Introduction
This library has its origin in some study project I am currently
working on. All source code is covered by the LGPL - this means
you can freely use the code in any project (commercial or non-commercial).
How it works
The tokenizer uses a hierarchical map structure to store the tokens, and should be as fast as the paragon
lexx (at
least n*O(lexx) :-). The analyzer does not have the restriction of being a LALR(1) analyzer (if used correctly), has some
caching capabilities and allows resolution of literal tokens. It also supports a precedence prioritized rule set.

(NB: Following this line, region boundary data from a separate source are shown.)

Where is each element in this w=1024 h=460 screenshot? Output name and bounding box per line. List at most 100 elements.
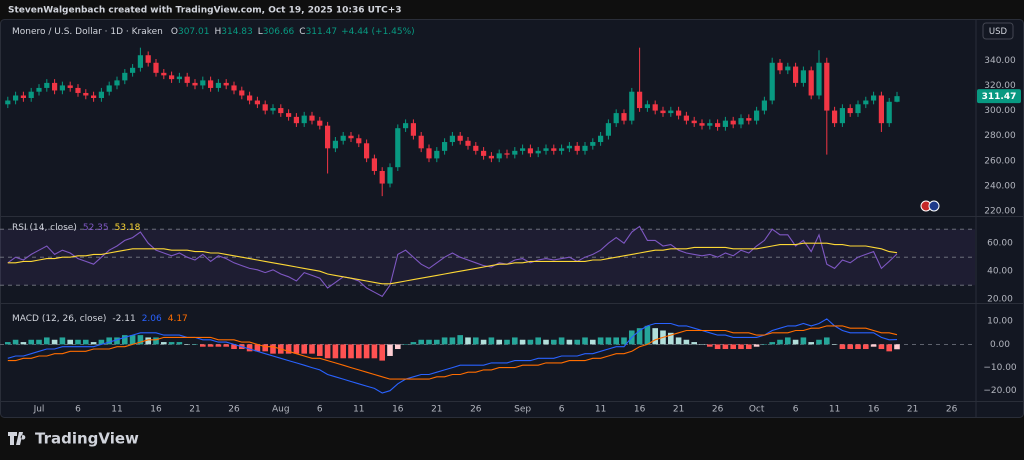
histogram-bar — [184, 344, 190, 345]
candle-body — [184, 76, 190, 83]
histogram-bar — [379, 344, 385, 361]
histogram-bar — [371, 344, 378, 359]
histogram-bar — [426, 339, 432, 345]
histogram-bar — [831, 344, 838, 345]
histogram-bar — [644, 325, 651, 345]
histogram-bar — [59, 337, 66, 345]
y-tick-label: 0.00 — [990, 340, 1010, 350]
histogram-bar — [254, 344, 261, 352]
candle-body — [769, 62, 775, 101]
histogram-bar — [512, 337, 518, 345]
histogram-bar — [792, 339, 799, 345]
candle-body — [215, 82, 221, 88]
candle-body — [262, 104, 268, 111]
histogram-bar — [387, 344, 393, 356]
histogram-bar — [36, 339, 42, 345]
histogram-bar — [847, 344, 853, 350]
y-tick-label: −20.00 — [983, 386, 1017, 396]
histogram-bar — [98, 339, 105, 345]
candle-body — [668, 110, 674, 114]
legend-title: RSI (14, close) — [12, 223, 77, 233]
histogram-bar — [340, 344, 346, 359]
candle-body — [286, 113, 292, 117]
x-tick-label: 6 — [793, 405, 799, 415]
brand-logo — [8, 432, 26, 445]
x-tick-label: 26 — [470, 405, 482, 415]
x-tick-label: Aug — [272, 405, 290, 415]
candle-body — [504, 153, 510, 155]
histogram-bar — [465, 337, 471, 345]
histogram-bar — [348, 344, 354, 359]
currency-button-frame[interactable] — [982, 22, 1014, 40]
histogram-bar — [262, 344, 268, 352]
candle-body — [691, 120, 697, 124]
histogram-bar — [566, 339, 573, 345]
candle-body — [855, 104, 861, 114]
candle-body — [137, 55, 143, 68]
candle-body — [28, 91, 34, 98]
legend-value: 314.83 — [221, 27, 253, 37]
currency-button-label[interactable]: USD — [989, 27, 1008, 37]
macd-line — [7, 325, 898, 380]
candle-body — [715, 123, 721, 127]
candle-body — [839, 108, 845, 124]
y-tick-label: 220.00 — [984, 207, 1016, 217]
legend-change: +4.44 (+1.45%) — [341, 27, 415, 37]
candle-body — [239, 90, 245, 96]
histogram-bar — [769, 342, 775, 345]
histogram-bar — [44, 337, 50, 345]
histogram-bar — [418, 339, 424, 345]
candle-body — [808, 70, 814, 96]
candle-body — [20, 95, 26, 98]
candle-body — [644, 104, 650, 109]
candle-body — [598, 135, 604, 143]
histogram-bar — [122, 335, 128, 345]
legend-key: L — [258, 27, 263, 37]
histogram-bar — [356, 344, 362, 359]
histogram-bar — [816, 339, 822, 345]
candle-body — [699, 123, 705, 126]
histogram-bar — [200, 344, 206, 347]
x-tick-label: 21 — [907, 405, 918, 415]
candle-body — [730, 120, 736, 125]
histogram-bar — [473, 337, 479, 345]
candle-body — [208, 80, 214, 88]
histogram-bar — [636, 328, 643, 345]
candle-body — [356, 138, 362, 144]
histogram-bar — [480, 339, 487, 345]
candle-body — [871, 95, 877, 101]
histogram-bar — [137, 335, 144, 345]
histogram-bar — [761, 344, 768, 345]
candle-body — [746, 118, 752, 121]
histogram-bar — [402, 344, 409, 345]
histogram-bar — [176, 342, 183, 345]
histogram-bar — [675, 337, 682, 345]
y-tick-label: 320.00 — [984, 81, 1016, 91]
candle-body — [566, 145, 572, 149]
histogram-bar — [410, 342, 417, 345]
histogram-bar — [441, 337, 448, 345]
legend-title: MACD (12, 26, close) — [12, 314, 106, 324]
candles — [5, 47, 900, 197]
legend-value: 311.47 — [306, 27, 338, 37]
candle-body — [122, 72, 128, 81]
x-tick-label: 11 — [353, 405, 364, 415]
x-tick-label: Oct — [749, 405, 765, 415]
histogram-bar — [863, 344, 869, 350]
histogram-bar — [668, 332, 674, 345]
candle-body — [613, 113, 619, 124]
candle-body — [309, 115, 315, 121]
brand-name: TradingView — [35, 430, 139, 448]
legend-key: O — [171, 27, 178, 37]
histogram-bar — [285, 344, 292, 354]
histogram-bar — [527, 339, 534, 345]
candle-body — [816, 62, 822, 96]
currency-button[interactable]: USD — [982, 22, 1014, 40]
candle-body — [605, 123, 611, 136]
legend-value: 53.18 — [115, 223, 141, 233]
x-tick-label: 16 — [634, 405, 646, 415]
histogram-bar — [613, 337, 619, 345]
y-tick-label: 280.00 — [984, 131, 1016, 141]
histogram-bar — [855, 344, 861, 350]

All projects make heavy use of the STL. Because the STL implementation shipped
with MSVC6 is not the best option, you should download the STL Port 4.5.1 implementation
freely available at www.stlport.org. I have now managed
to get rid most of the C4786 warnings (hint: switch /FI).
How to setup the analyzer/tokenizer
A typical rule definition for a simple expression evaluator looks like this:
std::tstringstream init(
"[seperators]\n"
"200:+\n" "201:-\n"
"202:*\n" "203:/\n"
"204:^\n" "205:;\n"
"206:(\n" "207:)\n"
"' Whitespace tokens:\n"
"0: \n" "0:\t\n"
"0:\\n\n" "0:\\r\n"
"[rules]\n"
"300:numbers\n"
"[grammar]\n"
"401:{.expr}=100:{.expr}{$+}{.expr}\n"
"402:{.expr}=100:{.expr}{$-}{.expr}\n"
"403:{.expr}=99:{.expr}{$*}{.expr}\n"
"404:{.expr}=99:{.expr}{$/}{.expr}\n"
"405:{.expr}=98:{.expr}{$^}{.expr}\n"
"406:{.expr}=0:{$(}{.expr}{$)}\n"
"400:{.expr}=0:{!number}\n"
"500:{.line}=0:{.expr}{$;}\n");
This initializes the tokenizer to recognize the separators '+', '-', '*', '/', '^', ';', '(', ')' and
to skip the usual white space characters, and initializes the analyzer to recognize
the math rules '+,*,-,/,^' and declares that '*' has a higher priority than '+', for example.
The interface class
Usually you have to deal only with one class, cxtPackage
. This class
exports all methods needed to access the library. Some of them are:
vSetInputStream()
- sets the input stream :)
vSetDelimeterIDs()
- can be used to set the end-of-statement tokens, in C++ this could be ';'
nReadUntilDelimeter()
- parses the input stream until the next delimiting token is found or the
end of the input stream is reached
papbCheckForRule()
- analyzes the token stream for a given rule and returns a parse tree (if successful)
vRebalance()
- rearranges the parse tree according to the precedence priority rules
Those are the most important ones. For more details please see the sample project or
check the page http://www.subground.cc/devel
which will have some minimal documentation on the classes available for download soon.
New: The grammar IDE
The new grammar IDE included in the complete download provides a environment to develop and test analyzer
rulesets. It has some syntax-highlighting features, shows errors by marking the lines in the editor and has an
integrated test environment to live-check the results of the ruleset. I have no documentation yet and the IDE is
still early beta and it has some cosmetic bugs (for example, it is possible to insert via clipboard RTF-formatted
text into the editor :-), but most of it is already usable.
The sample projects
There are two sample projects included in the complete download. One is an almost-empty sample application
you can easily use to explore the library, and the other project, simpleCalc, shows how to use the library
to build a simple expression evaluator in 200 lines. A step-by-step explanation
on how the sample works is here.
How to use it in own projects
Make sure to insert the projects cxTokenizer, cxAnalyzer and
cxtPackage in the workspace of your project. Adjust the dependencies of
your project to depend on cxtPackage (which itself depends on cxAnalyzer,
which in turn depends on cxTokenizer).
If your project doesn't use the MFC, you have to include the file common.cpp
which is located in the base directory of the project files in your project.
If you have problems or questions, feel free to mail them to alexander-berthold@web.de.
For the most recent updates, see also http://www.subground.cc/devel
Updates
- 2002-01-02
C++ (w/o templates and pre-processor) grammar is now included. See also here.
- 2001-12-29
Fixed small bug in analyzer. IDE download now includes a not yet complete C grammar.
- 2001-12-27
Updated Homepage-URL to ad-free host.
- 2001-12-26
Uploaded new release including the grammarIDE and some enhancements in the analyzer.